Représentation en 3D de clusters thématiques révélant le périmètre réel d'une mission GEO
Le périmètre réel révélé par les clusters thématiques qui deviennent les unités de scopingDonnées anonymisées

Au lieu de lister mille variantes de requêtes, vous cadrez la mission autour des piliers d'expertise de votre client. Chaque pilier est ensuite exploré sous l'angle de différents personas — car l'IA module radicalement sa réponse selon le contexte de l'utilisateur (débutant, expert, décideur). En alignant le périmètre sur cette triade (entité, pilier, persona), vous devisez exactement ce que vous allez optimiser et mesurer.

Le bénéfice direct est une adéquation parfaite entre le devis signé, la stratégie de contenu déployée et la mécanique interne de pondération des LLMs.
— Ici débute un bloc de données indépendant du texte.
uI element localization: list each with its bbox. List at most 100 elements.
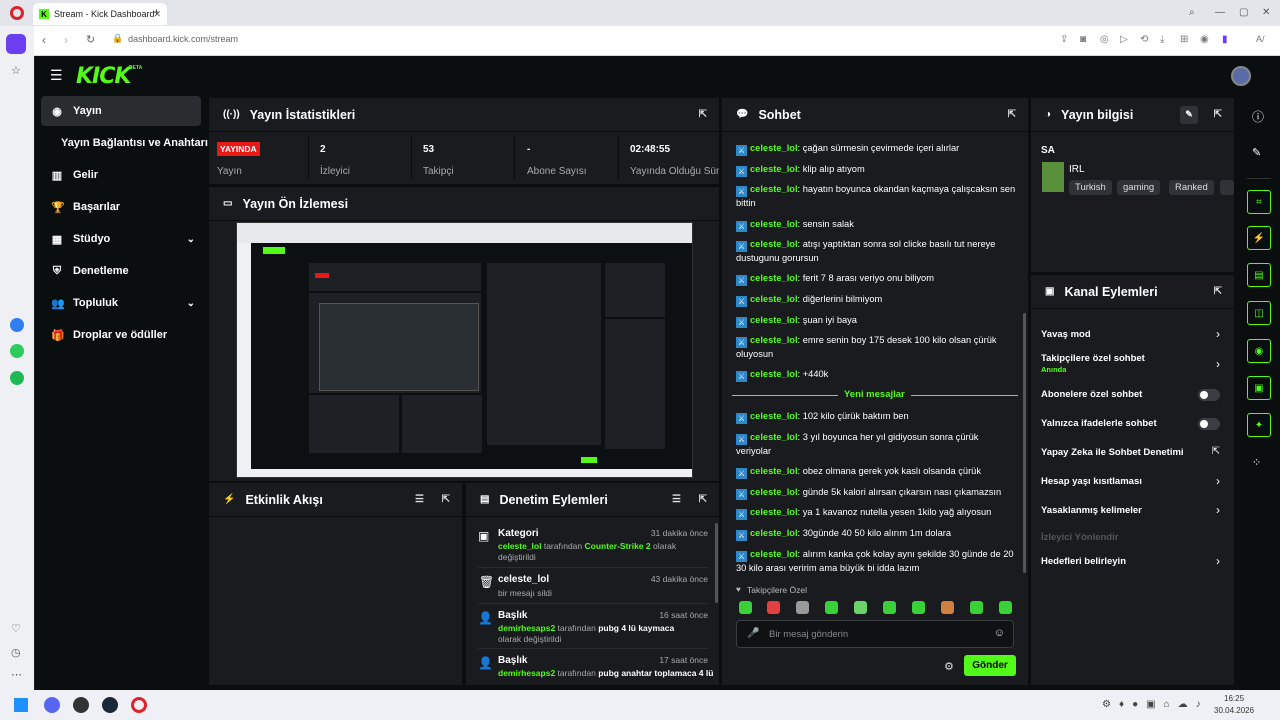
opera-taskbar-icon[interactable]	[131, 697, 147, 713]
scrollbar[interactable]	[1023, 313, 1026, 573]
mic-icon[interactable]: 🎤	[747, 628, 759, 639]
clip-icon[interactable]: ⌗	[1247, 190, 1271, 214]
sidebar-item-basarilar[interactable]: 🏆 Başarılar	[41, 192, 201, 222]
kick-logo[interactable]: KICK	[76, 64, 131, 89]
discord-icon[interactable]	[44, 697, 60, 713]
info-icon[interactable]: ⓘ	[1252, 108, 1264, 125]
popout-icon[interactable]: ⇱	[1008, 109, 1016, 120]
workspace-icon[interactable]	[6, 34, 26, 54]
sidebar-item-denetleme[interactable]: ⛨ Denetleme	[41, 256, 201, 286]
action-banned-words[interactable]: Yasaklanmış kelimeler ›	[1031, 499, 1234, 523]
back-icon[interactable]: ‹	[42, 33, 46, 47]
avatar[interactable]	[1231, 66, 1251, 86]
chat-username[interactable]: celeste_lol	[750, 184, 798, 194]
sidebar-item-topluluk[interactable]: 👥 Topluluk ⌄	[41, 288, 201, 318]
action-emotes-only[interactable]: Yalnızca ifadelerle sohbet	[1031, 412, 1234, 436]
chat-username[interactable]: celeste_lol	[750, 487, 798, 497]
edit-icon[interactable]: ✎	[1252, 146, 1261, 159]
vpn-icon[interactable]: ◎	[1100, 34, 1109, 45]
popout-icon[interactable]: ⇱	[1214, 109, 1222, 120]
emote-icon[interactable]	[796, 601, 809, 614]
emote-icon[interactable]	[767, 601, 780, 614]
aria-icon[interactable]: ▮	[1222, 34, 1228, 45]
tag-chip[interactable]: Ranked	[1169, 180, 1214, 195]
minimize-icon[interactable]: —	[1215, 7, 1225, 18]
emotes-only-toggle[interactable]	[1198, 418, 1220, 430]
popout-icon[interactable]: ⇱	[699, 494, 707, 505]
obs-icon[interactable]	[73, 697, 89, 713]
bookmark-icon[interactable]: ⊞	[1180, 34, 1188, 45]
emote-icon[interactable]	[739, 601, 752, 614]
browser-tab[interactable]: K Stream - Kick Dashboard ✕	[33, 3, 167, 25]
chat-username[interactable]: celeste_lol	[750, 411, 798, 421]
scrollbar[interactable]	[715, 523, 718, 603]
gear-icon[interactable]: ⚙	[944, 660, 954, 673]
maximize-icon[interactable]: ▢	[1239, 7, 1248, 18]
chat-icon[interactable]: ◫	[1247, 301, 1271, 325]
messenger-icon[interactable]	[10, 318, 24, 332]
chat-username[interactable]: celeste_lol	[750, 315, 798, 325]
emote-icon[interactable]	[941, 601, 954, 614]
layout-icon[interactable]: ▣	[1247, 376, 1271, 400]
emote-icon[interactable]	[970, 601, 983, 614]
popout-icon[interactable]: ⇱	[699, 109, 707, 120]
steam-icon[interactable]	[102, 697, 118, 713]
chat-username[interactable]: celeste_lol	[750, 294, 798, 304]
more-actions-icon[interactable]: ⁘	[1252, 456, 1261, 469]
popout-icon[interactable]: ⇱	[1214, 286, 1222, 297]
extensions-icon[interactable]: ⟲	[1140, 34, 1148, 45]
lightning-icon[interactable]: ⚡	[1247, 226, 1271, 250]
download-icon[interactable]: ⤓	[1160, 34, 1164, 45]
address-input[interactable]: dashboard.kick.com/stream	[128, 34, 238, 44]
chat-username[interactable]: celeste_lol	[750, 528, 798, 538]
subs-only-toggle[interactable]	[1198, 389, 1220, 401]
ai-icon[interactable]: A/	[1256, 34, 1265, 44]
opera-logo-icon[interactable]	[10, 6, 24, 20]
sidebar-item-yayin[interactable]: ◉ Yayın	[41, 96, 201, 126]
action-slow-mode[interactable]: Yavaş mod ›	[1031, 323, 1234, 347]
profile-icon[interactable]: ◉	[1200, 34, 1209, 45]
broadcast-icon[interactable]: ◉	[1247, 339, 1271, 363]
mod-action-user[interactable]: demirhesaps2	[498, 668, 555, 678]
popout-icon[interactable]: ⇱	[442, 494, 450, 505]
emoji-icon[interactable]: ☺	[994, 627, 1005, 639]
menu-icon[interactable]: ☰	[50, 67, 63, 84]
chat-input[interactable]: 🎤 Bir mesaj gönderin ☺	[736, 620, 1014, 648]
tag-chip[interactable]	[1220, 180, 1234, 195]
emote-icon[interactable]	[883, 601, 896, 614]
emote-icon[interactable]	[999, 601, 1012, 614]
action-ai-moderation[interactable]: Yapay Zeka ile Sohbet Denetimi ⇱	[1031, 441, 1234, 465]
action-goals[interactable]: Hedefleri belirleyin ›	[1031, 550, 1234, 574]
history-icon[interactable]: ◷	[11, 646, 21, 659]
emote-icon[interactable]	[912, 601, 925, 614]
chat-username[interactable]: celeste_lol	[750, 164, 798, 174]
reload-icon[interactable]: ↻	[86, 33, 95, 46]
camera-icon[interactable]: ◙	[1080, 34, 1086, 45]
filter-icon[interactable]: ☰	[672, 494, 681, 505]
heart-icon[interactable]: ♡	[11, 622, 21, 635]
chat-username[interactable]: celeste_lol	[750, 466, 798, 476]
chat-username[interactable]: celeste_lol	[750, 369, 798, 379]
chat-username[interactable]: celeste_lol	[750, 507, 798, 517]
chat-username[interactable]: celeste_lol	[750, 219, 798, 229]
chat-username[interactable]: celeste_lol	[750, 273, 798, 283]
chat-username[interactable]: celeste_lol	[750, 335, 798, 345]
play-icon[interactable]: ▷	[1120, 34, 1128, 45]
search-tabs-icon[interactable]: ⌕	[1189, 7, 1195, 18]
wrench-icon[interactable]: ✦	[1247, 413, 1271, 437]
action-account-age[interactable]: Hesap yaşı kısıtlaması ›	[1031, 470, 1234, 494]
chat-username[interactable]: celeste_lol	[750, 549, 798, 559]
close-window-icon[interactable]: ✕	[1262, 7, 1270, 18]
tag-chip[interactable]: gaming	[1117, 180, 1161, 195]
document-icon[interactable]: ▤	[1247, 263, 1271, 287]
action-followers-only[interactable]: Takipçilere özel sohbet Anında ›	[1031, 351, 1234, 379]
stream-preview-video[interactable]	[236, 222, 693, 478]
emote-icon[interactable]	[825, 601, 838, 614]
mod-action-user[interactable]: celeste_lol	[498, 541, 541, 551]
more-icon[interactable]: ⋯	[11, 668, 22, 681]
edit-icon[interactable]: ✎	[1180, 105, 1198, 124]
sidebar-item-gelir[interactable]: ▥ Gelir	[41, 160, 201, 190]
whatsapp-icon[interactable]	[10, 344, 24, 358]
spotify-icon[interactable]	[10, 371, 24, 385]
chat-username[interactable]: celeste_lol	[750, 143, 798, 153]
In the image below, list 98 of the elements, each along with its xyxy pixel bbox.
Ce que le scoping par entité fait apparaître

Raisonner par entité révèle les véritables leviers d'action GEO, totalement invisibles en logique mot-clé. Vous identifiez immédiatement le statut de grounding de la marque : est-elle reconnue par le modèle (associée à un identifiant clair dans le graphe de connaissances) ou est-elle NIL (Not In Lexicon), c'est-à-dire une simple chaîne de texte sans profondeur sémantique ?
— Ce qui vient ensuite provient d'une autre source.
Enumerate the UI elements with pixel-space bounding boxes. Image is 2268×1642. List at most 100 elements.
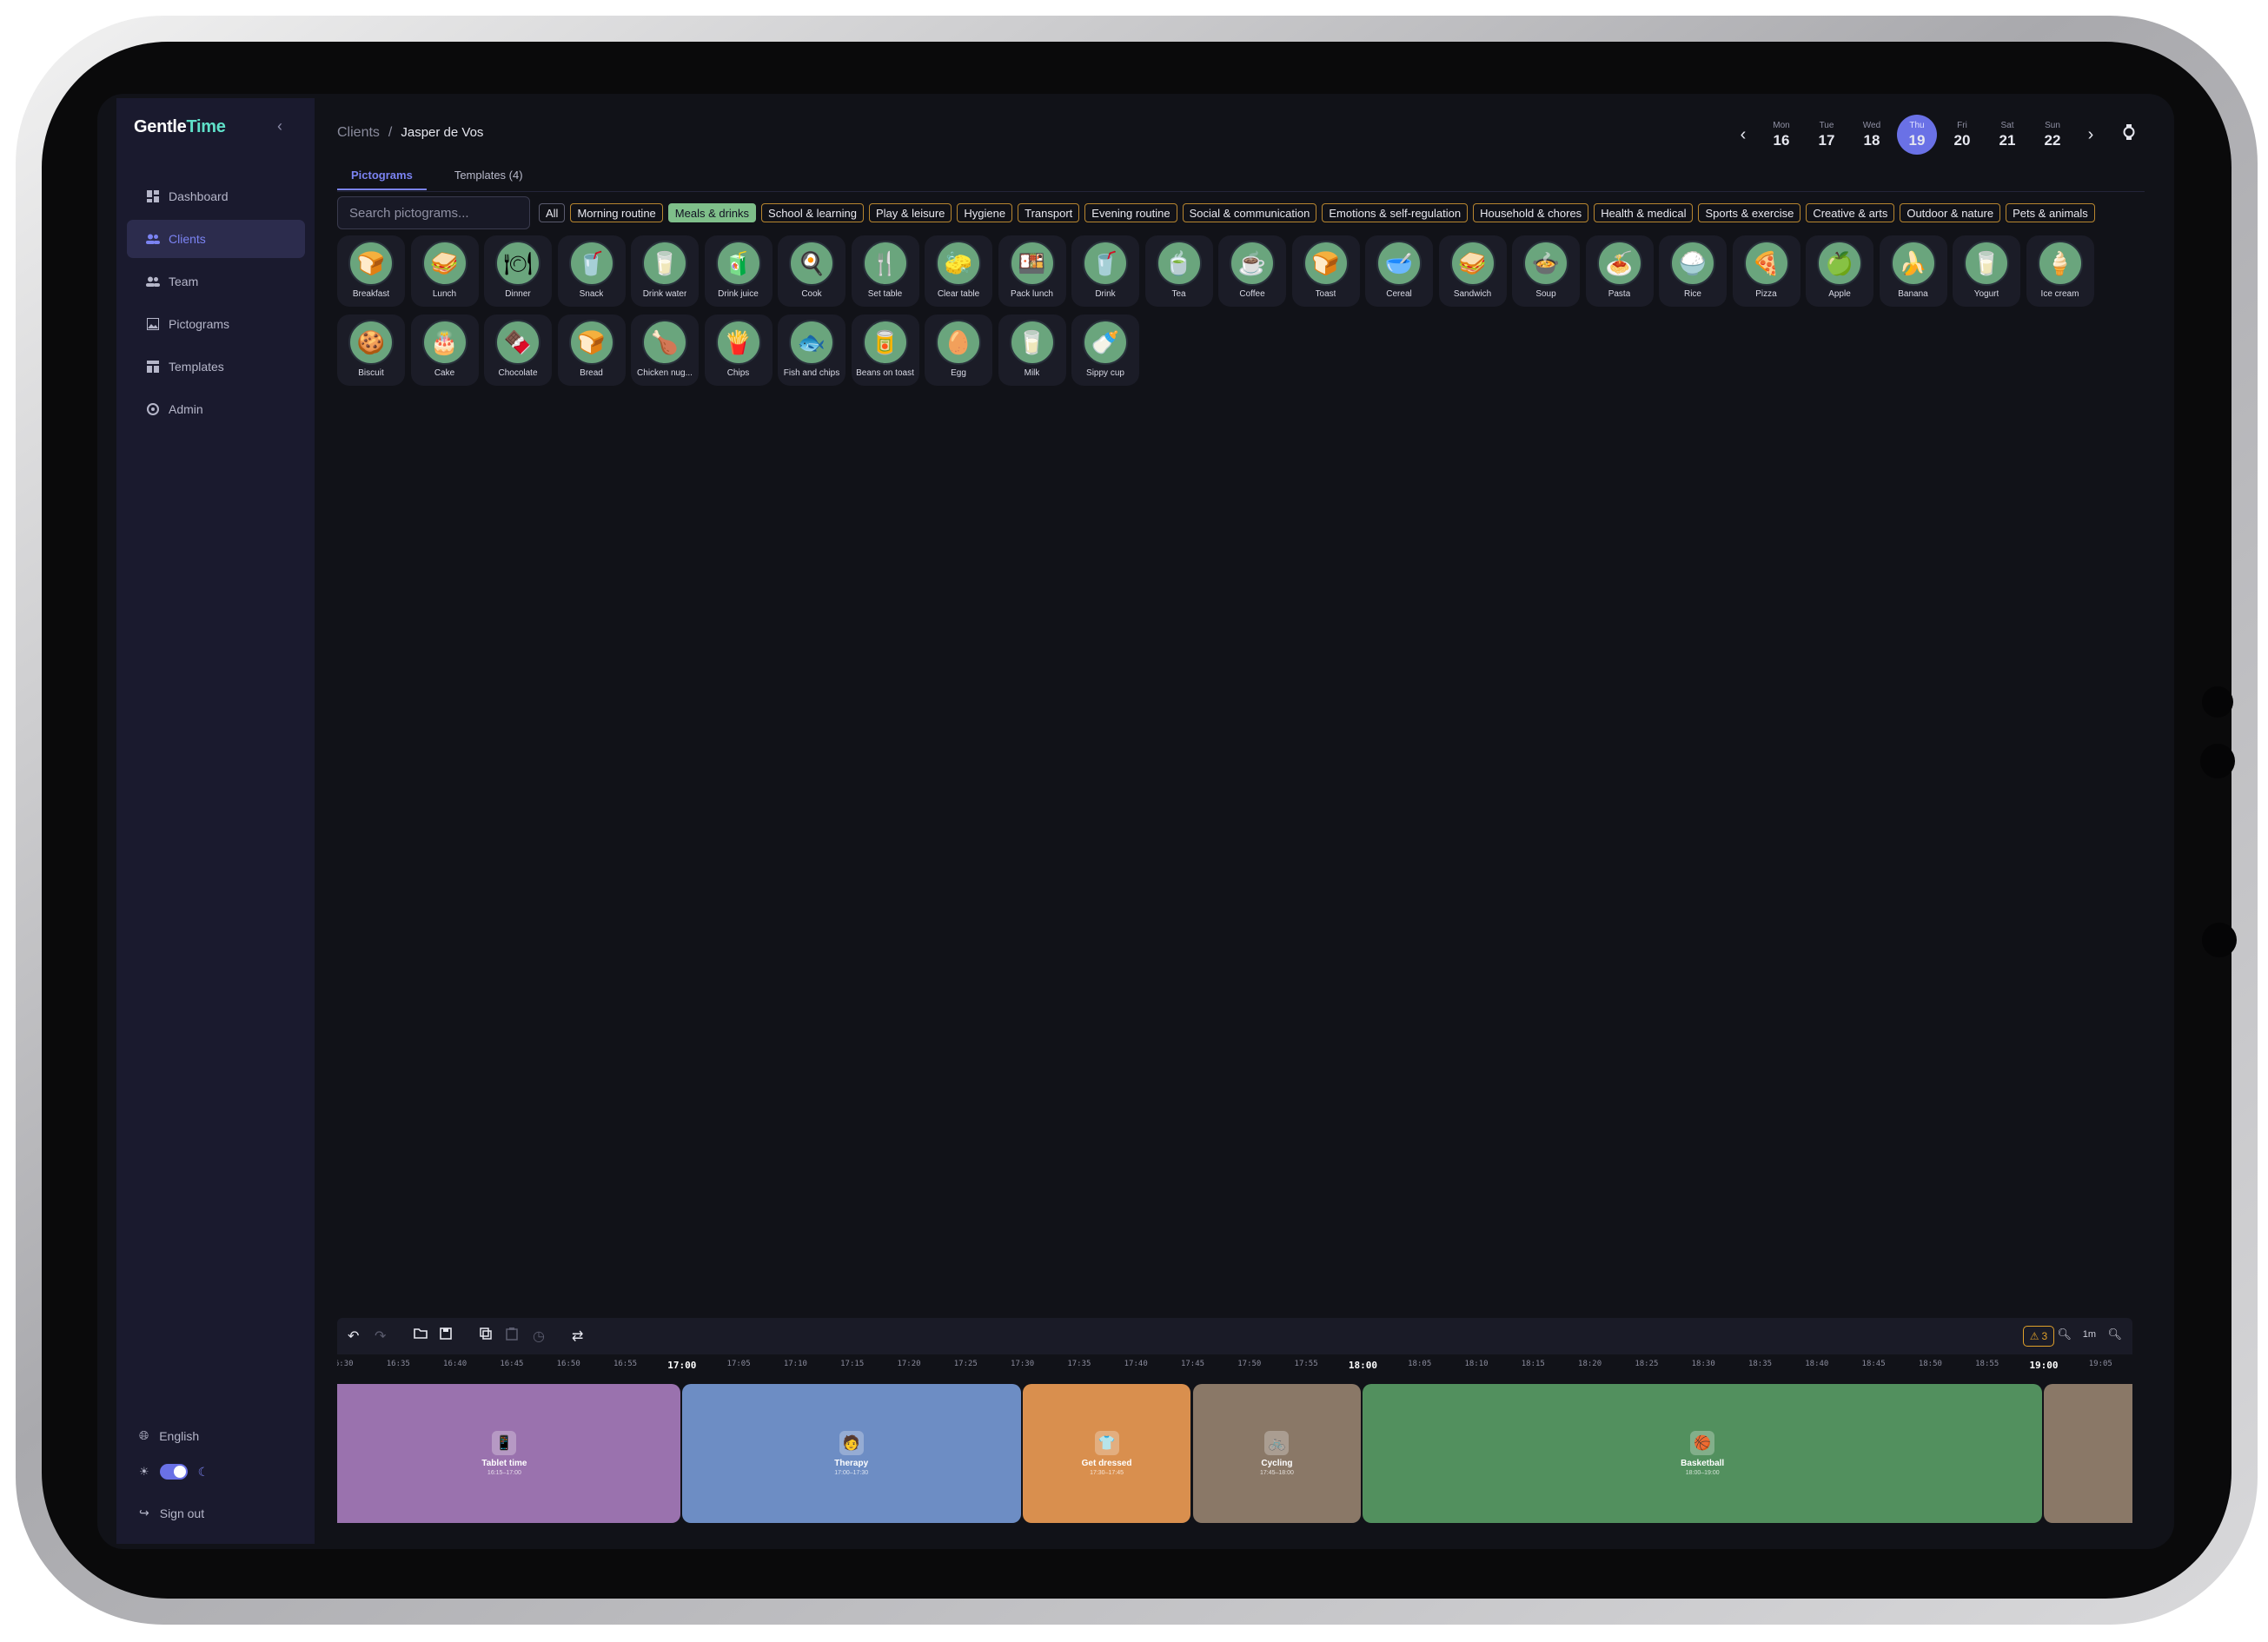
- pictogram-card[interactable]: 🍗 Chicken nug...: [631, 314, 699, 386]
- category-chip[interactable]: Social & communication: [1182, 203, 1317, 222]
- pictogram-card[interactable]: 🍚 Rice: [1659, 235, 1727, 307]
- undo-icon[interactable]: ↶: [348, 1328, 359, 1345]
- pictogram-card[interactable]: 🍱 Pack lunch: [998, 235, 1066, 307]
- tab-pictograms[interactable]: Pictograms: [337, 162, 427, 190]
- timeline-activity[interactable]: 🚲 Cycling 17:45–18:00: [1192, 1384, 1362, 1523]
- category-chip[interactable]: Outdoor & nature: [1900, 203, 2001, 222]
- category-chip[interactable]: Play & leisure: [868, 203, 952, 222]
- category-chip[interactable]: Hygiene: [957, 203, 1013, 222]
- sidebar-item-label: Templates: [169, 360, 224, 374]
- category-chip[interactable]: Emotions & self-regulation: [1322, 203, 1469, 222]
- timeline-activity[interactable]: 🚲Cycling19:00–: [2044, 1384, 2132, 1523]
- tab-templates[interactable]: Templates (4): [441, 162, 537, 190]
- pictogram-label: Ice cream: [2040, 289, 2079, 299]
- pictogram-card[interactable]: 🍫 Chocolate: [484, 314, 552, 386]
- history-icon[interactable]: ◷: [533, 1328, 545, 1345]
- folder-icon[interactable]: [414, 1328, 428, 1343]
- search-input[interactable]: Search pictograms...: [337, 196, 530, 229]
- theme-toggle[interactable]: [159, 1464, 188, 1480]
- day-sun[interactable]: Sun 22: [2030, 116, 2075, 154]
- pictogram-card[interactable]: 🍞 Breakfast: [337, 235, 405, 307]
- pictogram-card[interactable]: 🥛 Drink water: [631, 235, 699, 307]
- pictogram-icon: 🍵: [1156, 241, 1202, 286]
- pictogram-card[interactable]: 🍴 Set table: [851, 235, 919, 307]
- pictogram-card[interactable]: 🍝 Pasta: [1585, 235, 1654, 307]
- sidebar-item-admin[interactable]: Admin: [127, 390, 305, 428]
- category-chip[interactable]: All: [539, 203, 566, 222]
- pictogram-card[interactable]: 🍏 Apple: [1806, 235, 1873, 307]
- day-fri[interactable]: Fri 20: [1940, 116, 1985, 154]
- pictogram-card[interactable]: 🥤 Snack: [557, 235, 626, 307]
- breadcrumb-parent[interactable]: Clients: [337, 125, 380, 141]
- category-chip[interactable]: Meals & drinks: [667, 203, 757, 222]
- day-mon[interactable]: Mon 16: [1759, 116, 1804, 154]
- pictogram-card[interactable]: 🍞 Toast: [1291, 235, 1360, 307]
- day-tue[interactable]: Tue 17: [1804, 116, 1849, 154]
- pictogram-card[interactable]: 🐟 Fish and chips: [778, 314, 846, 386]
- pictogram-card[interactable]: 🍵 Tea: [1144, 235, 1213, 307]
- pictogram-icon: 🍫: [495, 320, 540, 365]
- category-chip[interactable]: School & learning: [761, 203, 864, 222]
- swap-icon[interactable]: ⇄: [572, 1328, 583, 1345]
- timeline-activity[interactable]: 👕 Get dressed 17:30–17:45: [1022, 1384, 1191, 1523]
- pictogram-card[interactable]: 🥛 Milk: [998, 314, 1066, 386]
- pictogram-card[interactable]: 🧃 Drink juice: [704, 235, 773, 307]
- pictogram-card[interactable]: 🍼 Sippy cup: [1071, 314, 1139, 386]
- pictogram-card[interactable]: 🥛 Yogurt: [1953, 235, 2020, 307]
- day-wed[interactable]: Wed 18: [1849, 116, 1894, 154]
- category-chip[interactable]: Pets & animals: [2006, 203, 2095, 222]
- pictogram-card[interactable]: 🍽 Dinner: [484, 235, 552, 307]
- collapse-sidebar-icon[interactable]: ‹: [277, 117, 282, 136]
- pictogram-card[interactable]: 🥣 Cereal: [1365, 235, 1433, 307]
- pictogram-card[interactable]: 🍞 Bread: [557, 314, 626, 386]
- category-chip[interactable]: Health & medical: [1594, 203, 1694, 222]
- pictogram-card[interactable]: 🍳 Cook: [778, 235, 846, 307]
- day-thu[interactable]: Thu 19: [1897, 115, 1937, 155]
- pictogram-card[interactable]: 🥪 Lunch: [410, 235, 479, 307]
- timeline-tick: 17:15: [840, 1360, 865, 1368]
- timeline-tick: 17:50: [1237, 1360, 1262, 1368]
- timeline-activity[interactable]: 🧑 Therapy 17:00–17:30: [681, 1384, 1021, 1523]
- timeline-activity[interactable]: 📱 Tablet time 16:15–17:00: [337, 1384, 680, 1523]
- pictogram-card[interactable]: 🥫 Beans on toast: [851, 314, 919, 386]
- timeline-tick: 18:15: [1521, 1360, 1545, 1368]
- sign-out-button[interactable]: ↪ Sign out: [127, 1506, 301, 1520]
- language-selector[interactable]: 🌐︎ English: [127, 1428, 301, 1443]
- sidebar-item-dashboard[interactable]: Dashboard: [127, 177, 305, 215]
- pictogram-card[interactable]: ☕ Coffee: [1218, 235, 1286, 307]
- watch-icon[interactable]: [2113, 124, 2145, 145]
- zoom-out-icon[interactable]: 🔍︎: [2057, 1328, 2072, 1341]
- copy-icon[interactable]: [480, 1328, 492, 1344]
- save-icon[interactable]: [440, 1328, 452, 1344]
- prev-week-icon[interactable]: ‹: [1728, 125, 1759, 145]
- redo-icon[interactable]: ↷: [375, 1328, 386, 1345]
- pictogram-card[interactable]: 🎂 Cake: [410, 314, 479, 386]
- pictogram-card[interactable]: 🧽 Clear table: [925, 235, 992, 307]
- category-chip[interactable]: Transport: [1018, 203, 1080, 222]
- pictogram-card[interactable]: 🥪 Sandwich: [1438, 235, 1507, 307]
- pictogram-card[interactable]: 🥤 Drink: [1071, 235, 1139, 307]
- category-chip[interactable]: Sports & exercise: [1698, 203, 1801, 222]
- timeline-activity[interactable]: 🏀 Basketball 18:00–19:00: [1363, 1384, 2042, 1523]
- pictogram-card[interactable]: 🍟 Chips: [704, 314, 773, 386]
- sidebar-item-clients[interactable]: Clients: [127, 220, 305, 258]
- zoom-in-icon[interactable]: 🔍︎: [2107, 1328, 2122, 1341]
- pictogram-card[interactable]: 🍲 Soup: [1512, 235, 1580, 307]
- theme-switch[interactable]: ☀ ☾: [127, 1464, 301, 1480]
- pictogram-card[interactable]: 🍌 Banana: [1879, 235, 1947, 307]
- sidebar-item-templates[interactable]: Templates: [127, 348, 305, 386]
- pictogram-card[interactable]: 🍪 Biscuit: [337, 314, 405, 386]
- category-chip[interactable]: Creative & arts: [1806, 203, 1895, 222]
- category-chip[interactable]: Household & chores: [1473, 203, 1589, 222]
- day-sat[interactable]: Sat 21: [1985, 116, 2030, 154]
- next-week-icon[interactable]: ›: [2075, 125, 2106, 145]
- warning-badge[interactable]: ⚠ 3: [2023, 1326, 2054, 1347]
- category-chip[interactable]: Evening routine: [1084, 203, 1177, 222]
- paste-icon[interactable]: [506, 1328, 518, 1345]
- category-chip[interactable]: Morning routine: [570, 203, 663, 222]
- pictogram-card[interactable]: 🍕 Pizza: [1732, 235, 1800, 307]
- pictogram-card[interactable]: 🍦 Ice cream: [2026, 235, 2094, 307]
- pictogram-card[interactable]: 🥚 Egg: [925, 314, 992, 386]
- sidebar-item-team[interactable]: Team: [127, 262, 305, 301]
- sidebar-item-pictograms[interactable]: Pictograms: [127, 305, 305, 343]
Ce changement d'axe met en lumière les co-occurrences à ingénier. Vous ne cherchez plus à placer une expression exacte, mais à forcer l'association statistique entre l'entité de votre client et les concepts clés de son marché. De même, la cartographie par pilier fait émerger des zones de la thématique où l'IA manque de sources fiables. Identifier ces vides s'avère bien plus stratégique qu'une bataille frontale sur des volumes de recherche caducs.

Comparaison visuelle entre le scoping par mot-clé et le scoping par entité
Scoping mot-clé vs scoping entité : ce que chacun capture et manqueDonnées anonymisées

Le bénéfice de cette lecture : vous arrêtez de vendre de l'optimisation lexicale pour facturer l'ingénierie de la pertinence sémantique, un service à plus forte valeur ajoutée.

Tarifer sur le fan-out par pilier et le panel de personas

Le scoping mot-clé sous-évalue systématiquement le travail de mesure ou le survend, il n'est jamais juste. La tarification d'une mission GEO doit se fonder sur le fan-out — le déploiement combinatoire des requêtes générées à partir d'un pilier — et la matrice des personas testés.

Le mot-clé est une abstraction SEO qui ne correspond à rien dans la mécanique générative.

Pour évaluer la solidité d'une entité sur un pilier donné, la méthodologie Sonar génère une largeur d'environ 1000 requêtes exploratoires. Ce volume est ensuite croisé avec un panel standard de 9 personas, testé sur 3 plateformes distinctes. Ce n'est plus une liste plate, c'est une matrice de mesure en trois dimensions. En tarifant sur cette base, vous justifiez le coût de l'infrastructure de test et de l'analyse des données.

Le bénéfice est financier et opérationnel : vous vendez une capacité d'analyse exhaustive, impossible à contester, dont les coûts de run sont parfaitement maîtrisés par l'agence.

Traduire la demande client mot-clé en périmètre entité

Face à la fameuse liste Excel du prospect, la pire réaction est le rejet brutal. La meilleure est la traduction. Utilisez ses mots-clés comme matière première pour extraire les entités sous-jacentes. Regroupez les intentions lexicales éparpillées en piliers thématiques clairs et unifiés.

  • Auditez la liste pour identifier les 3 à 5 entités réelles qui s'y cachent.
  • Cartographiez ces entités face aux piliers d'expertise du client.
  • Définissez les personas nécessaires pour couvrir l'ensemble du cycle d'achat.

Montrez-lui que ses 300 requêtes ne couvrent en réalité que trois entités et deux personas. Présentez ensuite la carte enrichie : les piliers manquants, les angles morts sémantiques, et le déploiement réel nécessaire pour couvrir son marché face aux IA. Cette conversion éducative déplace la discussion du volume vers la structure.

Le bénéfice final ? Vous transformez une demande d'exécution bas de gamme en une mission de conseil stratégique, facturée à sa juste valeur et cadrée pour réussir.